《漫画》宇宙へポーイ!《小説》

少女漫画と小説の感想ブログです

アイドルも少女漫画の男性キャラも多人数の方が、支えてくれるファンの裾野が広がるんでっせ。

GET LOVE!!(3) (フラワーコミックス)
池山田 剛(いけやまだ ごう)
GET LOVE!! ~フィールドの王子さま~
第03巻評価:★★★(6点)
 総合評価:★★★(6点)
 

青南対星条の因縁試合が始まった。星条のエース志摩にケガをさせられた美樹のためにも、この試合は負けるわけにはいかない!闘志に燃える相楽だが、志摩は再び汚い手を!?カッコかわいい相楽くんが大活躍する超人気シリーズ☆感動の1stStageクライマックスと相楽弟も登場するラブラブ2ndStage収録。●収録作品/GETLOVE!!~フィールドの王子さま~GAME.7~11

簡潔完結感想文

  • マドンナに怪我を負わせた相手に試合での勝利を約束するフィールドの王子さまたち。
  • 長期連載開始。相楽に価値があると知った女生徒たちが突然 追っかけファン化して…。
  • 部員たちがマネージャーに望むのは目の保養、セクハラの対象⁉ 全員、発想がオヤジ。

ギュラーメンバー11人に それぞれファンが付けば儲かりまっせ、の 3巻。

この『3巻』から長期連載がスタートする。
4回の読切短編と、全8回の短期連載という試用期間を経て、
いよいよ「少女コミック」のレギュラーの座を勝ち取った作品。
デビュー作の作品が後に長編化され、人気作品になっていった。
これは1年生ながらレギュラーになったヒーロー・相楽(さがら)と似ている。

相楽は恋人・美樹(みき)のためなら不思議な力を発揮できるが、
作者は毎回、漫画のために並々ならぬ努力をしていると思われる。

長期連載に入ってからは、これまでは紙面の関係で出来なかったレギュラーメンバーを全員紹介している。
一部は連載前から温めていた人物であるらしい。
作者の豊かな想像力が物語を内包していることの証明だろう。

商売的には、11人以上の部員を紹介することで、それぞれに固定のファンがつくことになり、
そのファンたちは熱心に作品を購入し 読み込み、布教し 更に人気を拡大させたことだろう。
長期連載の手始めに読者の好きそうな個性の強い新キャラを出すという戦略が功を奏している。
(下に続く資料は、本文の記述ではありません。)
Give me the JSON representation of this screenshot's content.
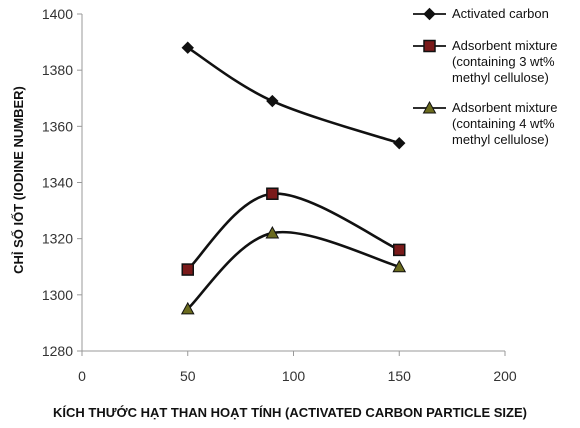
{
  "chart_data": {
    "type": "line",
    "x": [
      50,
      90,
      150
    ],
    "series": [
      {
        "name": "Activated carbon",
        "values": [
          1388,
          1369,
          1354
        ],
        "marker": "diamond",
        "curve": "smooth",
        "color": "#111111",
        "marker_fill": "#111111"
      },
      {
        "name": "Adsorbent mixture (containing 3 wt% methyl cellulose)",
        "name_lines": [
          "Adsorbent mixture",
          "(containing 3 wt%",
          "methyl cellulose)"
        ],
        "values": [
          1309,
          1336,
          1316
        ],
        "marker": "square",
        "curve": "smooth",
        "color": "#111111",
        "marker_fill": "#7a1a1a"
      },
      {
        "name": "Adsorbent mixture (containing 4 wt% methyl cellulose)",
        "name_lines": [
          "Adsorbent mixture",
          "(containing 4 wt%",
          "methyl cellulose)"
        ],
        "values": [
          1295,
          1322,
          1310
        ],
        "marker": "triangle",
        "curve": "smooth",
        "color": "#111111",
        "marker_fill": "#6b6b1e"
      }
    ],
    "xlabel": "KÍCH THƯỚC HẠT THAN HOẠT TÍNH (ACTIVATED CARBON PARTICLE SIZE)",
    "ylabel": "CHỈ SỐ IỐT (IODINE NUMBER)",
    "xlim": [
      0,
      200
    ],
    "ylim": [
      1280,
      1400
    ],
    "xticks": [
      0,
      50,
      100,
      150,
      200
    ],
    "yticks": [
      1280,
      1300,
      1320,
      1340,
      1360,
      1380,
      1400
    ],
    "grid": false,
    "legend_position": "top-right"
  }
}
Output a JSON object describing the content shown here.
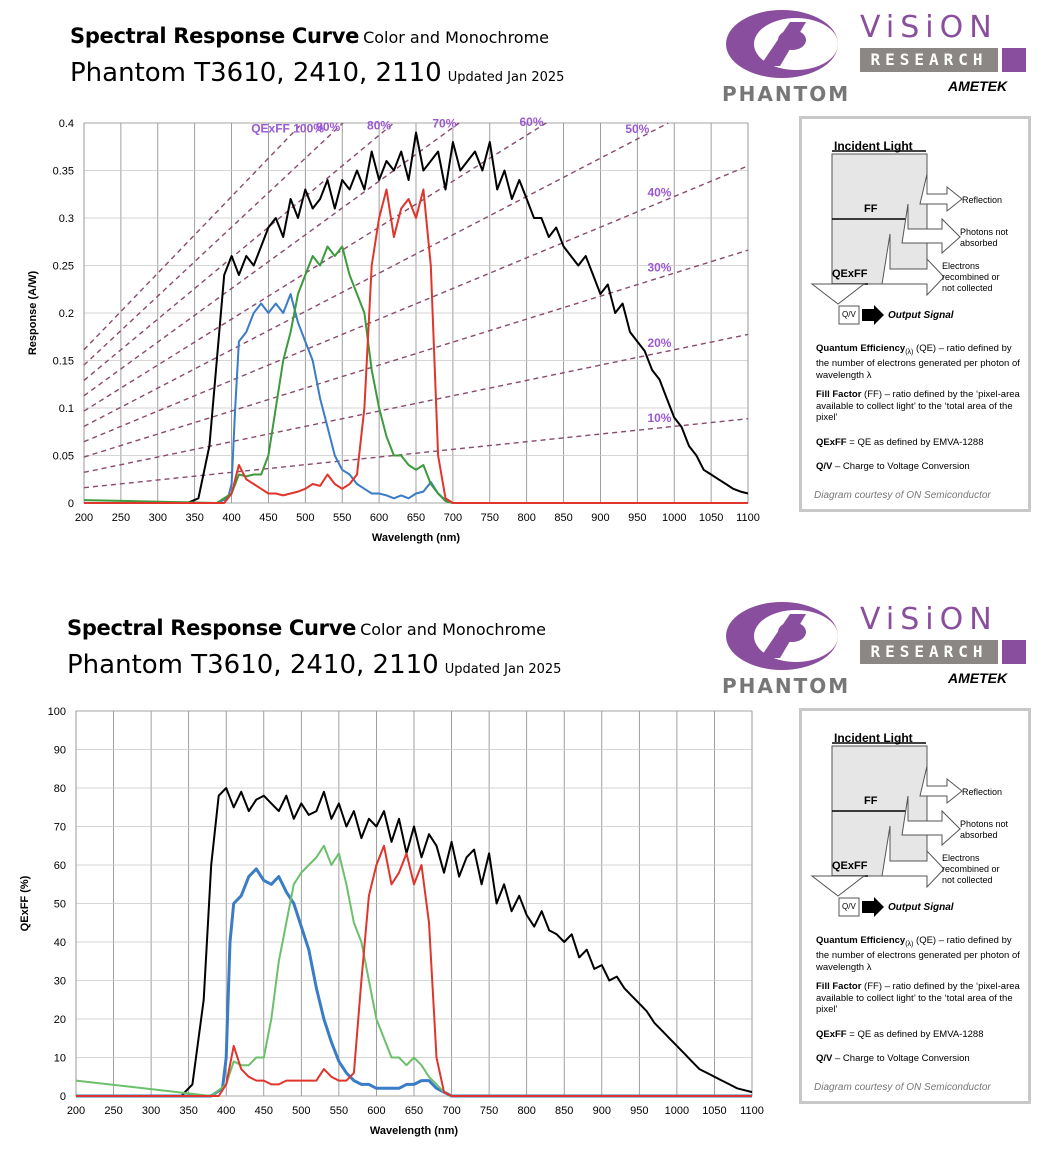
{
  "header": {
    "title_bold": "Spectral Response Curve",
    "title_suffix": "Color and Monochrome",
    "model": "Phantom T3610, 2410, 2110",
    "updated": "Updated Jan 2025"
  },
  "logos": {
    "phantom": "PHANTOM",
    "vision": "ViSiON",
    "research": "RESEARCH",
    "ametek": "AMETEK"
  },
  "diagram": {
    "incident": "Incident Light",
    "reflection": "Reflection",
    "ff": "FF",
    "photons_not_absorbed": "Photons not absorbed",
    "electrons": "Electrons recombined or not collected",
    "qexff": "QExFF",
    "qv": "Q/V",
    "output": "Output Signal",
    "qe_term": "Quantum Efficiency",
    "qe_sub": "(λ)",
    "qe_def": " (QE) – ratio defined by the number of electrons generated per photon of wavelength λ",
    "ff_term": "Fill Factor",
    "ff_def": " (FF) – ratio defined by the ‘pixel-area available to collect light’ to the ‘total area of the pixel’",
    "qexff_term": "QExFF",
    "qexff_def": " = QE as defined by EMVA-1288",
    "qv_term": "Q/V",
    "qv_def": " – Charge to Voltage Conversion",
    "credit": "Diagram courtesy of ON Semiconductor"
  },
  "colors": {
    "mono": "#000000",
    "blue": "#3a7cc6",
    "green": "#3d9a3d",
    "green_light": "#6cc06c",
    "red": "#e0352b",
    "qe_line": "#8a4a6f",
    "qe_label": "#9b59d0",
    "grid": "#b0b0b0"
  },
  "chart_data": [
    {
      "type": "line",
      "xlabel": "Wavelength (nm)",
      "ylabel": "Response (A/W)",
      "xlim": [
        200,
        1100
      ],
      "ylim": [
        0,
        0.4
      ],
      "x_ticks": [
        200,
        250,
        300,
        350,
        400,
        450,
        500,
        550,
        600,
        650,
        700,
        750,
        800,
        850,
        900,
        950,
        1000,
        1050,
        1100
      ],
      "y_ticks": [
        0,
        0.05,
        0.1,
        0.15,
        0.2,
        0.25,
        0.3,
        0.35,
        0.4
      ],
      "y_tick_labels": [
        "0",
        "0.05",
        "0.1",
        "0.15",
        "0.2",
        "0.25",
        "0.3",
        "0.35",
        "0.4"
      ],
      "qe_lines": {
        "labels": [
          "QExFF 100%",
          "90%",
          "80%",
          "70%",
          "60%",
          "50%",
          "40%",
          "30%",
          "20%",
          "10%"
        ],
        "percents": [
          100,
          90,
          80,
          70,
          60,
          50,
          40,
          30,
          20,
          10
        ]
      },
      "series": [
        {
          "color": "mono",
          "x": [
            200,
            300,
            340,
            355,
            370,
            380,
            390,
            400,
            410,
            420,
            430,
            440,
            450,
            460,
            470,
            480,
            490,
            500,
            510,
            520,
            530,
            540,
            550,
            560,
            570,
            580,
            590,
            600,
            610,
            620,
            630,
            640,
            650,
            660,
            670,
            680,
            690,
            700,
            710,
            720,
            730,
            740,
            750,
            760,
            770,
            780,
            790,
            800,
            810,
            820,
            830,
            840,
            850,
            860,
            870,
            880,
            890,
            900,
            910,
            920,
            930,
            940,
            950,
            960,
            970,
            980,
            990,
            1000,
            1010,
            1020,
            1030,
            1040,
            1050,
            1060,
            1070,
            1080,
            1090,
            1100
          ],
          "y": [
            0,
            0,
            0,
            0.005,
            0.06,
            0.15,
            0.24,
            0.26,
            0.24,
            0.26,
            0.25,
            0.27,
            0.29,
            0.3,
            0.28,
            0.32,
            0.3,
            0.33,
            0.31,
            0.32,
            0.34,
            0.31,
            0.34,
            0.33,
            0.35,
            0.33,
            0.37,
            0.34,
            0.36,
            0.35,
            0.37,
            0.34,
            0.39,
            0.35,
            0.36,
            0.37,
            0.33,
            0.38,
            0.35,
            0.36,
            0.37,
            0.35,
            0.38,
            0.33,
            0.35,
            0.32,
            0.34,
            0.32,
            0.3,
            0.3,
            0.28,
            0.29,
            0.27,
            0.26,
            0.25,
            0.26,
            0.24,
            0.22,
            0.23,
            0.2,
            0.21,
            0.18,
            0.17,
            0.16,
            0.14,
            0.13,
            0.11,
            0.09,
            0.08,
            0.06,
            0.05,
            0.035,
            0.03,
            0.025,
            0.02,
            0.015,
            0.012,
            0.01
          ]
        },
        {
          "color": "blue",
          "x": [
            200,
            380,
            395,
            400,
            405,
            410,
            420,
            430,
            440,
            450,
            460,
            470,
            480,
            490,
            500,
            510,
            520,
            530,
            540,
            550,
            560,
            570,
            580,
            590,
            600,
            610,
            620,
            630,
            640,
            650,
            660,
            670,
            680,
            690,
            700,
            1100
          ],
          "y": [
            0,
            0,
            0.005,
            0.02,
            0.1,
            0.17,
            0.18,
            0.2,
            0.21,
            0.2,
            0.21,
            0.2,
            0.22,
            0.19,
            0.17,
            0.15,
            0.11,
            0.08,
            0.05,
            0.035,
            0.03,
            0.02,
            0.015,
            0.01,
            0.01,
            0.008,
            0.005,
            0.008,
            0.005,
            0.01,
            0.012,
            0.022,
            0.01,
            0.003,
            0,
            0
          ]
        },
        {
          "color": "green",
          "x": [
            200,
            380,
            400,
            410,
            420,
            430,
            440,
            450,
            460,
            470,
            480,
            490,
            500,
            510,
            520,
            530,
            540,
            550,
            560,
            570,
            580,
            590,
            600,
            610,
            620,
            630,
            640,
            650,
            660,
            670,
            680,
            690,
            700,
            1100
          ],
          "y": [
            0.003,
            0,
            0.01,
            0.03,
            0.028,
            0.03,
            0.03,
            0.05,
            0.1,
            0.15,
            0.18,
            0.22,
            0.24,
            0.26,
            0.25,
            0.27,
            0.26,
            0.27,
            0.24,
            0.22,
            0.2,
            0.14,
            0.1,
            0.07,
            0.05,
            0.05,
            0.04,
            0.035,
            0.04,
            0.02,
            0.01,
            0.002,
            0,
            0
          ]
        },
        {
          "color": "red",
          "x": [
            200,
            390,
            400,
            410,
            420,
            430,
            440,
            450,
            460,
            470,
            480,
            490,
            500,
            510,
            520,
            530,
            540,
            550,
            560,
            570,
            580,
            590,
            600,
            610,
            620,
            630,
            640,
            650,
            660,
            670,
            680,
            690,
            700,
            1100
          ],
          "y": [
            0,
            0,
            0.01,
            0.04,
            0.025,
            0.02,
            0.015,
            0.01,
            0.01,
            0.008,
            0.01,
            0.012,
            0.015,
            0.02,
            0.018,
            0.03,
            0.02,
            0.015,
            0.02,
            0.03,
            0.1,
            0.25,
            0.3,
            0.33,
            0.28,
            0.31,
            0.32,
            0.3,
            0.33,
            0.25,
            0.05,
            0.005,
            0,
            0
          ]
        }
      ]
    },
    {
      "type": "line",
      "xlabel": "Wavelength (nm)",
      "ylabel": "QExFF (%)",
      "xlim": [
        200,
        1100
      ],
      "ylim": [
        0,
        100
      ],
      "x_ticks": [
        200,
        250,
        300,
        350,
        400,
        450,
        500,
        550,
        600,
        650,
        700,
        750,
        800,
        850,
        900,
        950,
        1000,
        1050,
        1100
      ],
      "y_ticks": [
        0,
        10,
        20,
        30,
        40,
        50,
        60,
        70,
        80,
        90,
        100
      ],
      "y_tick_labels": [
        "0",
        "10",
        "20",
        "30",
        "40",
        "50",
        "60",
        "70",
        "80",
        "90",
        "100"
      ],
      "series": [
        {
          "color": "mono",
          "x": [
            200,
            300,
            340,
            355,
            370,
            380,
            390,
            400,
            410,
            420,
            430,
            440,
            450,
            460,
            470,
            480,
            490,
            500,
            510,
            520,
            530,
            540,
            550,
            560,
            570,
            580,
            590,
            600,
            610,
            620,
            630,
            640,
            650,
            660,
            670,
            680,
            690,
            700,
            710,
            720,
            730,
            740,
            750,
            760,
            770,
            780,
            790,
            800,
            810,
            820,
            830,
            840,
            850,
            860,
            870,
            880,
            890,
            900,
            910,
            920,
            930,
            940,
            950,
            960,
            970,
            980,
            990,
            1000,
            1010,
            1020,
            1030,
            1040,
            1050,
            1060,
            1070,
            1080,
            1090,
            1100
          ],
          "y": [
            0,
            0,
            0,
            3,
            25,
            60,
            78,
            80,
            75,
            79,
            74,
            77,
            78,
            76,
            74,
            78,
            72,
            76,
            73,
            74,
            79,
            72,
            76,
            70,
            74,
            67,
            72,
            70,
            74,
            66,
            72,
            63,
            70,
            62,
            68,
            65,
            58,
            66,
            57,
            62,
            64,
            55,
            63,
            50,
            55,
            48,
            52,
            47,
            44,
            48,
            43,
            42,
            40,
            42,
            36,
            38,
            33,
            34,
            30,
            31,
            28,
            26,
            24,
            22,
            19,
            17,
            15,
            13,
            11,
            9,
            7,
            6,
            5,
            4,
            3,
            2,
            1.5,
            1
          ]
        },
        {
          "color": "blue",
          "x": [
            200,
            380,
            395,
            400,
            405,
            410,
            420,
            430,
            440,
            450,
            460,
            470,
            480,
            490,
            500,
            510,
            520,
            530,
            540,
            550,
            560,
            570,
            580,
            590,
            600,
            610,
            620,
            630,
            640,
            650,
            660,
            670,
            680,
            690,
            700,
            1100
          ],
          "y": [
            0,
            0,
            2,
            10,
            40,
            50,
            52,
            57,
            59,
            56,
            55,
            57,
            53,
            50,
            44,
            38,
            28,
            20,
            14,
            9,
            6,
            4,
            3,
            3,
            2,
            2,
            2,
            2,
            3,
            3,
            4,
            4,
            2,
            1,
            0,
            0
          ]
        },
        {
          "color": "green_light",
          "x": [
            200,
            380,
            400,
            410,
            420,
            430,
            440,
            450,
            460,
            470,
            480,
            490,
            500,
            510,
            520,
            530,
            540,
            550,
            560,
            570,
            580,
            590,
            600,
            610,
            620,
            630,
            640,
            650,
            660,
            670,
            680,
            690,
            700,
            1100
          ],
          "y": [
            4,
            0,
            3,
            9,
            8,
            8,
            10,
            10,
            20,
            35,
            45,
            55,
            58,
            60,
            62,
            65,
            60,
            63,
            55,
            45,
            40,
            30,
            20,
            15,
            10,
            10,
            8,
            10,
            8,
            5,
            3,
            1,
            0,
            0
          ]
        },
        {
          "color": "red",
          "x": [
            200,
            390,
            400,
            410,
            420,
            430,
            440,
            450,
            460,
            470,
            480,
            490,
            500,
            510,
            520,
            530,
            540,
            550,
            560,
            570,
            580,
            590,
            600,
            610,
            620,
            630,
            640,
            650,
            660,
            670,
            680,
            690,
            700,
            1100
          ],
          "y": [
            0,
            0,
            3,
            13,
            7,
            5,
            4,
            4,
            3,
            3,
            4,
            4,
            4,
            4,
            4,
            7,
            5,
            4,
            4,
            6,
            30,
            52,
            60,
            65,
            55,
            58,
            63,
            55,
            60,
            45,
            10,
            1,
            0,
            0
          ]
        }
      ]
    }
  ]
}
こうして乙女ゲームのようにイケメンキャラが乱立することになる。
これが作家の本能的なものなのか、完璧な戦略なのかは分からないが、
売れるべくして売れる作品と言えるだろう。

美樹と相楽は1話目から交際しており、その関係性も強固なものなのに、
それでも読者を惹き付け続けるだけの娯楽を提供できていることに感服する。


区大会の初戦で対決する相手の高校の生徒から暴力を振るわれ、腕の骨にヒビが入った美樹。
しかも学校からの正式な抗議は政治家である主犯の親が揉み消してしまう。

それに納得のいかない美樹LOVEの部員たちは殴り込みを計画するが、
「聖母」である美樹の「暴力に暴力でやり返しても 何も解決しない気がして…」という言葉で矛を収める。
彼らはサッカーの試合をリベンジの機会とし、勝利を美樹に捧げるために練習を積む。

血気盛んな男子部員たちの頭を冷やさせるのもマネージャー兼 聖母の役割なんだぞ☆

それにしても犯人の男・志摩(しま)の言い分がダサすぎる。
事件の揉み消しを親に頼んでいないとか、自分がかわいいだけとか幼稚なことを言っている。
しかも自分の犯行、そして親への反抗の動機がなんなのか説明できないくせに、
「オレのバックの権力ってヤツにビビッちまったか?」と親の七光りを利用していて失笑してしまう。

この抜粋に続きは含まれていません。